Saturday, June 28, 2008
Daddy and The Ghost Car
Daddy and The Ghost Car
Jane- Ann Heitmueller
"You can't judge a book by its cover". My, my what a true statement, especially with respect to my daddy, Fred R. Merrill, Sr. Although Daddy was born, reared, and spent most of his 86 years in New England, he was referred to , by my Uncle Thurman, who conducted his funeral service, as "A True Southern Gentleman". I choose to remember him as both a gentleman and a gentle man! While growing up, Daddy was just Daddy to me and like any child I never questioned or wondered about the man himself. Now that he is gone, having died in 1990, I truly wish that I had taken time to sit down and just listened to my dad and his life stories, for I have since discovered that they were many and varied! Fortunately, my dad was a packrat, (in the Merrill genes), and his various adventures are recorded in faded photos and yellowing, tattered newspaper clippings. Perhaps it was his wish in saving these items that he could talk to us when he was no longer present. Nonetheless, I feel blessed to learn these stories now and shall happily pass them along to upcoming generations of our family.
In 1932 when he was 28 years old and living in New York City, Dad was employed by Socony Oil Company . In March of that year he was chosen to drive the Socony Ford Snowmobile on an exhibition tour for winterproof testing. The Snowmobile was unique because of the fact that it was driven the farthest north in Ontario, Canada of any previous automobile. Beginning in New York Dad drove 1,250 miles to test oil and gas performance under the severe sub-polar conditions of the Hudson Bay Territory. The "Polar Auto", as it became known, traveled the last hundred miles over uncompleted railroad tracks. Still three miles from its final destination of Moose Factory, a town seven hundred miles north of Toronto and sixteen degrees south of the Arctic Circle, it was necessary to build roads to the river. After descending a fifty foot embankment and being ferried on an antiquated boat the car finally reached the island where Moose Factory was located. The population of Moose Factory that year was four hundred and only eight of the residents were Caucasian. Dad and his unique "contraption" were on display Saturday, March 5, 1932 at Chevrolet Sales and Service Station for the entire population to scrutinize.
The following May Daddy hit the road once again as a special engineer for Socony. He drove the first V-8 Ford to be sold to a customer 5,000 miles, over a six week period, to test the gasoline and oil performance of the new car; which was the Socony policy of keeping abreast of the fuel factors involved in all new automobile developments.

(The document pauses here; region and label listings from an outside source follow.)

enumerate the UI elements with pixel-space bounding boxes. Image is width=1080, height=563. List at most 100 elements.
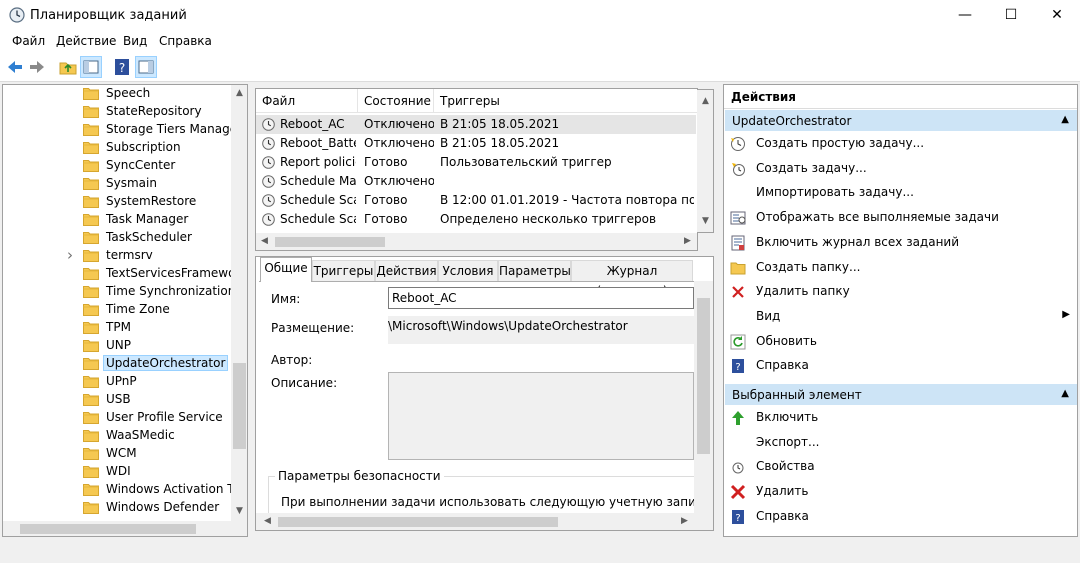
task-list-hscroll-thumb[interactable]	[275, 237, 385, 247]
action-item[interactable]: Обновить	[724, 331, 1076, 353]
action-item[interactable]: Отображать все выполняемые задачи	[724, 207, 1076, 229]
scroll-right-arrow-icon[interactable]: ▶	[679, 236, 696, 246]
scroll-up-arrow-icon[interactable]: ▲	[231, 88, 247, 98]
tree-item[interactable]: Subscription	[3, 139, 233, 157]
menu-file[interactable]: Файл	[12, 34, 45, 48]
details-scroll-thumb[interactable]	[697, 298, 710, 454]
action-item-label: Экспорт...	[756, 434, 820, 449]
tab-history[interactable]: Журнал (отключен)	[571, 260, 693, 298]
tab-general[interactable]: Общие	[260, 257, 312, 282]
details-horizontal-scrollbar[interactable]: ◀ ▶	[256, 513, 713, 530]
action-item[interactable]: Создать простую задачу...	[724, 133, 1076, 155]
action-item[interactable]: Включить	[724, 407, 1076, 429]
tree-item[interactable]: Windows Activation Technologies	[3, 481, 233, 499]
task-list-horizontal-scrollbar[interactable]: ◀ ▶	[256, 233, 697, 250]
action-item[interactable]: ? Справка	[724, 506, 1076, 528]
tree-item[interactable]: USB	[3, 391, 233, 409]
column-header-triggers[interactable]: Триггеры	[434, 89, 696, 113]
collapse-arrow-icon[interactable]: ▲	[1061, 388, 1069, 399]
column-header-state[interactable]: Состояние	[358, 89, 434, 113]
scroll-right-arrow-icon[interactable]: ▶	[676, 516, 693, 526]
menu-help[interactable]: Справка	[159, 34, 212, 48]
task-details-panel: Общие Триггеры Действия Условия Параметр…	[255, 256, 714, 531]
tree-item[interactable]: SystemRestore	[3, 193, 233, 211]
tree-item[interactable]: StateRepository	[3, 103, 233, 121]
scroll-left-arrow-icon[interactable]: ◀	[256, 236, 273, 246]
action-item[interactable]: Создать задачу...	[724, 158, 1076, 180]
section-folder-title: UpdateOrchestrator	[732, 114, 852, 128]
help-icon[interactable]: ?	[112, 57, 132, 77]
details-vertical-scrollbar[interactable]	[694, 281, 713, 514]
tab-actions[interactable]: Действия	[375, 260, 438, 281]
collapse-arrow-icon[interactable]: ▲	[1061, 114, 1069, 125]
up-folder-icon[interactable]	[58, 57, 78, 77]
action-item[interactable]: ? Справка	[724, 355, 1076, 377]
tree-item[interactable]: TaskScheduler	[3, 229, 233, 247]
action-item[interactable]: Вид ▶	[724, 306, 1076, 328]
tree-item[interactable]: TPM	[3, 319, 233, 337]
tree-item[interactable]: WaaSMedic	[3, 427, 233, 445]
menu-view[interactable]: Вид	[123, 34, 147, 48]
author-label: Автор:	[271, 353, 313, 367]
tree-item[interactable]: Storage Tiers Management	[3, 121, 233, 139]
task-row[interactable]: Reboot_AC Отключено В 21:05 18.05.2021	[256, 115, 696, 134]
task-row[interactable]: Schedule Maintenance Work Отключено	[256, 172, 696, 191]
tree-vertical-scrollbar[interactable]: ▲ ▼	[231, 85, 247, 521]
show-hide-tree-icon[interactable]	[80, 56, 102, 78]
tree-hscroll-thumb[interactable]	[20, 524, 196, 534]
details-hscroll-thumb[interactable]	[278, 517, 558, 527]
scroll-left-arrow-icon[interactable]: ◀	[259, 516, 276, 526]
action-item[interactable]: Свойства	[724, 456, 1076, 478]
tree-item[interactable]: Task Manager	[3, 211, 233, 229]
task-row[interactable]: Report policies Готово Пользовательский тр…	[256, 153, 696, 172]
tree-item[interactable]: Speech	[3, 85, 233, 103]
action-item[interactable]: Создать папку...	[724, 257, 1076, 279]
tree-item[interactable]: Windows Defender	[3, 499, 233, 517]
tree-item[interactable]: UpdateOrchestrator	[3, 355, 233, 373]
back-arrow-icon[interactable]	[5, 57, 25, 77]
tree-item[interactable]: UNP	[3, 337, 233, 355]
tree-item[interactable]: TextServicesFramework	[3, 265, 233, 283]
task-row[interactable]: Schedule Scan Готово В 12:00 01.01.2019 - …	[256, 191, 696, 210]
show-hide-action-pane-icon[interactable]	[135, 56, 157, 78]
expand-chevron-icon[interactable]: ›	[67, 247, 73, 264]
tree-item[interactable]: Time Synchronization	[3, 283, 233, 301]
tree-scroll-thumb[interactable]	[233, 363, 246, 449]
tree-item-label: Subscription	[106, 140, 181, 154]
action-item[interactable]: Включить журнал всех заданий	[724, 232, 1076, 254]
menu-action[interactable]: Действие	[56, 34, 116, 48]
action-item[interactable]: Удалить папку	[724, 281, 1076, 303]
description-field[interactable]	[388, 372, 694, 460]
actions-section-folder[interactable]: UpdateOrchestrator ▲	[725, 109, 1077, 131]
tree-item[interactable]: User Profile Service	[3, 409, 233, 427]
minimize-button[interactable]: —	[942, 0, 988, 32]
action-item[interactable]: Удалить	[724, 481, 1076, 503]
action-item[interactable]: Экспорт...	[724, 432, 1076, 454]
tree-item[interactable]: WDI	[3, 463, 233, 481]
action-item[interactable]: Импортировать задачу...	[724, 182, 1076, 204]
task-row[interactable]: Schedule Scan Static Task Готово Определен…	[256, 210, 696, 229]
scroll-up-arrow-icon[interactable]: ▲	[697, 96, 714, 106]
tree-item[interactable]: › termsrv	[3, 247, 233, 265]
tree-item[interactable]: UPnP	[3, 373, 233, 391]
column-header-name[interactable]: Файл	[256, 89, 358, 113]
folder-icon	[83, 232, 99, 244]
forward-arrow-icon[interactable]	[27, 57, 47, 77]
tree-item[interactable]: Sysmain	[3, 175, 233, 193]
tree-item[interactable]: SyncCenter	[3, 157, 233, 175]
tree-item[interactable]: WCM	[3, 445, 233, 463]
name-field[interactable]: Reboot_AC	[388, 287, 694, 309]
tab-triggers[interactable]: Триггеры	[312, 260, 375, 281]
scroll-down-arrow-icon[interactable]: ▼	[697, 216, 714, 226]
tab-conditions[interactable]: Условия	[438, 260, 498, 281]
tree-horizontal-scrollbar[interactable]	[3, 521, 247, 536]
actions-section-selected[interactable]: Выбранный элемент ▲	[725, 383, 1077, 405]
maximize-button[interactable]: ☐	[988, 0, 1034, 32]
tree-item[interactable]: Time Zone	[3, 301, 233, 319]
scroll-down-arrow-icon[interactable]: ▼	[231, 506, 247, 516]
tab-settings[interactable]: Параметры	[498, 260, 571, 281]
task-list-vertical-scrollbar[interactable]: ▲ ▼	[697, 89, 714, 233]
task-row[interactable]: Reboot_Battery Отключено В 21:05 18.05.202…	[256, 134, 696, 153]
folder-tree-panel[interactable]: Speech StateRepository Storage Tiers Manag…	[2, 84, 248, 537]
close-button[interactable]: ✕	[1034, 0, 1080, 32]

The car, known as Socony Test Car No. 11 was equipped with an elaborate instrument board and specially designed instruments: an accurate speedometer-odometer, Zenith gasoline mileage tester for measuring gas consumption, a viscosity indicator for determining the grade of oil best suited for minimum consumption, temperature indicator and thermostat. The instruments would supply Socony, at the conclusion of the trip, with all of the necessary data, enabling them to recommend to owners of the Ford the fuel and lubricants best suited for this new model. Socony's marketing of the V-8 Ford was particularly unique at that time, for it was the first car ever painted with a luminous paint and thus became known as "The Ghost Car" as it streaked through the dark night.